Monday, January 25, 2010

The Stimulus and the Bank Bailout are DIFFERENT THINGS

At a local political meeting last week, a number of Upper West Side Dems were complaining about the failures of the Obama administration to "get anything done," and that all that's been accomplished is bailing out the greedy bad guys at big banks.
Not only only does this kind of talk back up GOP talking points and demoralize progressives, it's also flat wrong. The public, many Dems included, have a tendency to conflate the bank bailout and Obama's stimulus package. These are completely different programs.

The bank bailout, or TARP, was signed into law by President Bush in the fall of 2008, and loaned funds to troubled financial institutions. The stimulus package was passed by Obama, and had nothing to do with bailing out banks. The chart below lays out what the stimulus money is going for:

Note for a second that huge blue more-than-quadrant of the pie - $275 billion of the stimulus went to tax cuts, equal to about $1,000 per person in the US. The Obama administration made the decision to cut payroll taxes (which everybody pays) over the course of an entire year, so that people would get the money slowly and spend it as they got it, for a maximum stimulation of the economy - instead of sending a big check (with an accompanying letter from the Prez of course) which most people use to pay off credit cards or mortgage, which has a much smaller stimulating effect.

Also take a look at the $41 billion for local school districts and $79 billion for state fiscal relief - almost all of that money went directly to making sure that teachers, cops, firefighters and other state and local government employees kept their jobs. That's around 500,000 jobs saved over two years.

Now take a look at the $20 billion for health IT (information technology), $32 billion for transforming the energy transmission and generation system, $10 billion for scientific research, $6 billion for expanded broadband and $10 billion for mass transit. Pre-2008, this was only-in-your-dreams money for progressive domestic projects.
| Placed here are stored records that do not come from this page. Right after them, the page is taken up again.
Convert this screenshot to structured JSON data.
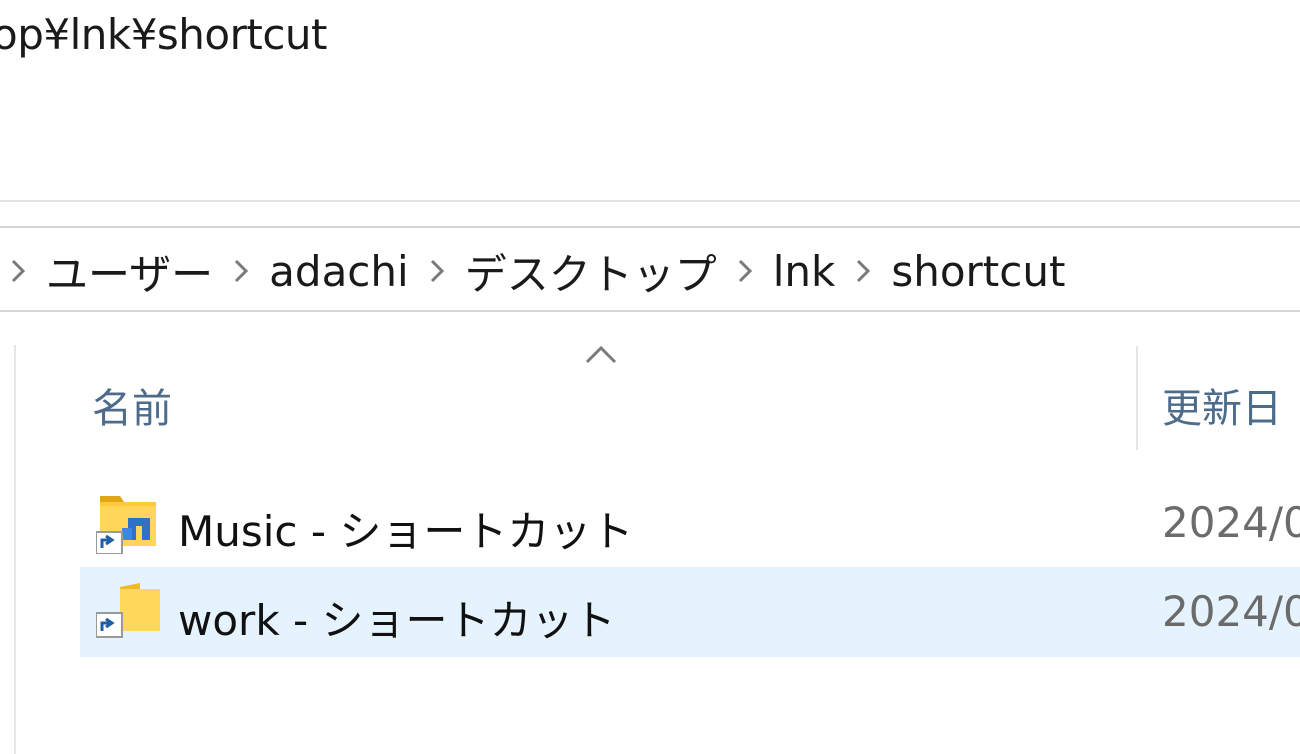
{
  "window": {
    "title_path": "op¥lnk¥shortcut"
  },
  "address_bar": {
    "breadcrumbs": [
      {
        "label": "ユーザー"
      },
      {
        "label": "adachi"
      },
      {
        "label": "デスクトップ"
      },
      {
        "label": "lnk"
      },
      {
        "label": "shortcut"
      }
    ]
  },
  "file_list": {
    "columns": {
      "name": "名前",
      "date_modified": "更新日"
    },
    "sort": "ascending",
    "rows": [
      {
        "name": "Music - ショートカット",
        "date": "2024/0",
        "icon": "music-folder-shortcut-icon",
        "selected": false
      },
      {
        "name": "work - ショートカット",
        "date": "2024/0",
        "icon": "folder-shortcut-icon",
        "selected": true
      }
    ]
  },
  "colors": {
    "selection": "#e5f3ff",
    "header_text": "#4d6b8a",
    "folder_yellow": "#ffca28",
    "shortcut_arrow": "#1f5fa8"
  }
}
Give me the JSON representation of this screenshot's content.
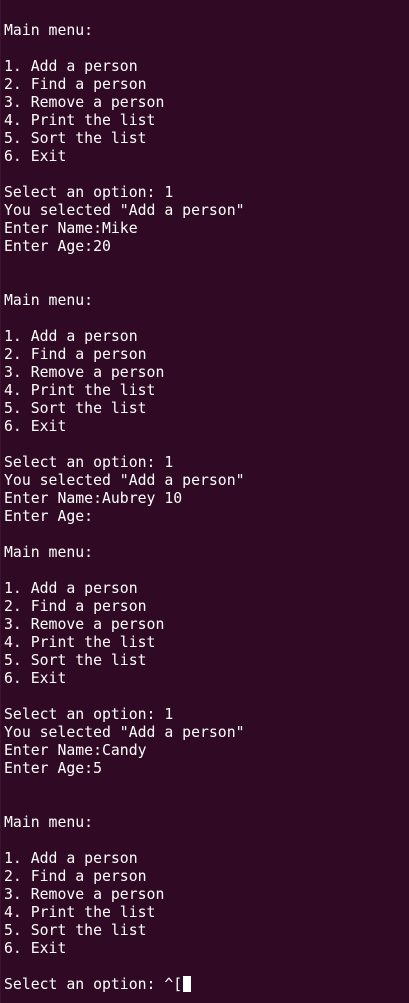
{
  "terminal": {
    "lines": [
      "Main menu:",
      "",
      "1. Add a person",
      "2. Find a person",
      "3. Remove a person",
      "4. Print the list",
      "5. Sort the list",
      "6. Exit",
      "",
      "Select an option: 1",
      "You selected \"Add a person\"",
      "Enter Name:Mike",
      "Enter Age:20",
      "",
      "",
      "Main menu:",
      "",
      "1. Add a person",
      "2. Find a person",
      "3. Remove a person",
      "4. Print the list",
      "5. Sort the list",
      "6. Exit",
      "",
      "Select an option: 1",
      "You selected \"Add a person\"",
      "Enter Name:Aubrey 10",
      "Enter Age:",
      "",
      "Main menu:",
      "",
      "1. Add a person",
      "2. Find a person",
      "3. Remove a person",
      "4. Print the list",
      "5. Sort the list",
      "6. Exit",
      "",
      "Select an option: 1",
      "You selected \"Add a person\"",
      "Enter Name:Candy",
      "Enter Age:5",
      "",
      "",
      "Main menu:",
      "",
      "1. Add a person",
      "2. Find a person",
      "3. Remove a person",
      "4. Print the list",
      "5. Sort the list",
      "6. Exit",
      ""
    ],
    "prompt_line": "Select an option: ^[",
    "colors": {
      "background": "#300a24",
      "foreground": "#ffffff"
    }
  }
}
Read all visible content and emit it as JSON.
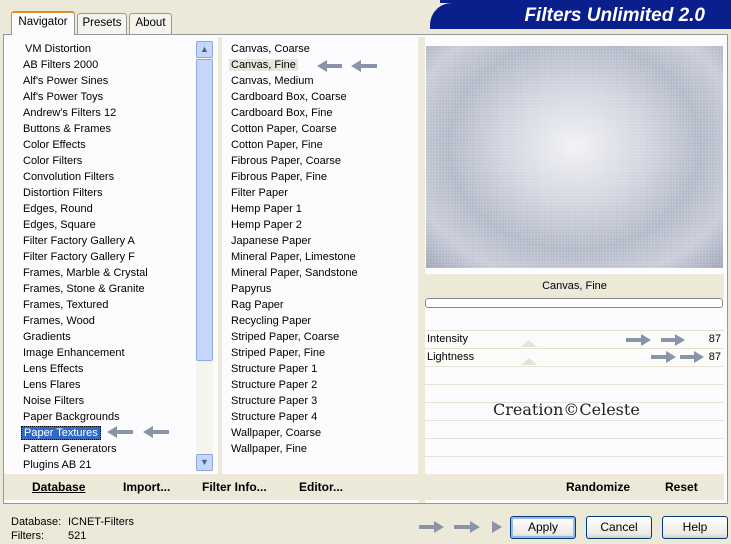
{
  "window": {
    "banner_title": "Filters Unlimited 2.0"
  },
  "tabs": [
    {
      "label": "Navigator",
      "active": true
    },
    {
      "label": "Presets",
      "active": false
    },
    {
      "label": "About",
      "active": false
    }
  ],
  "categories": [
    "VM Distortion",
    "AB Filters 2000",
    "Alf's Power Sines",
    "Alf's Power Toys",
    "Andrew's Filters 12",
    "Buttons & Frames",
    "Color Effects",
    "Color Filters",
    "Convolution Filters",
    "Distortion Filters",
    "Edges, Round",
    "Edges, Square",
    "Filter Factory Gallery A",
    "Filter Factory Gallery F",
    "Frames, Marble & Crystal",
    "Frames, Stone & Granite",
    "Frames, Textured",
    "Frames, Wood",
    "Gradients",
    "Image Enhancement",
    "Lens Effects",
    "Lens Flares",
    "Noise Filters",
    "Paper Backgrounds",
    "Paper Textures",
    "Pattern Generators",
    "Plugins AB 21"
  ],
  "selected_category": "Paper Textures",
  "filters": [
    "Canvas, Coarse",
    "Canvas, Fine",
    "Canvas, Medium",
    "Cardboard Box, Coarse",
    "Cardboard Box, Fine",
    "Cotton Paper, Coarse",
    "Cotton Paper, Fine",
    "Fibrous Paper, Coarse",
    "Fibrous Paper, Fine",
    "Filter Paper",
    "Hemp Paper 1",
    "Hemp Paper 2",
    "Japanese Paper",
    "Mineral Paper, Limestone",
    "Mineral Paper, Sandstone",
    "Papyrus",
    "Rag Paper",
    "Recycling Paper",
    "Striped Paper, Coarse",
    "Striped Paper, Fine",
    "Structure Paper 1",
    "Structure Paper 2",
    "Structure Paper 3",
    "Structure Paper 4",
    "Wallpaper, Coarse",
    "Wallpaper, Fine"
  ],
  "selected_filter": "Canvas, Fine",
  "preview": {
    "filter_name": "Canvas, Fine",
    "progress": 0
  },
  "params": [
    {
      "label": "Intensity",
      "value": "87"
    },
    {
      "label": "Lightness",
      "value": "87"
    }
  ],
  "credit": "Creation©Celeste",
  "toolbar": {
    "database": "Database",
    "import": "Import...",
    "filter_info": "Filter Info...",
    "editor": "Editor...",
    "randomize": "Randomize",
    "reset": "Reset"
  },
  "status": {
    "database_label": "Database:",
    "database_value": "ICNET-Filters",
    "filters_label": "Filters:",
    "filters_value": "521"
  },
  "buttons": {
    "apply": "Apply",
    "cancel": "Cancel",
    "help": "Help"
  },
  "colors": {
    "banner": "#0a1e8c",
    "selection": "#316ac5",
    "arrow": "#8a94a8"
  }
}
That's a huge, $88 billion dollar investment in our nation's R&D, energy and transportation infrastructure that's going to have an enormous payoff down the road (on top of the immediate jobs it's providing).

Contrary to the Glenn Beck's of the world, this is not some huge giveaway to big corporations or to the lazy poor - the stimulus bill combined massive relief for working families with an enormous investment in America's future. And, surprise surprise, it's actually working. A USA Today survey of 50 prominent economists found that the stimulus saved 1.2 million jobs.

So before you complain that the administration only cares about banks, and that Obama hasn't done anything, make sure you know what you're talking about.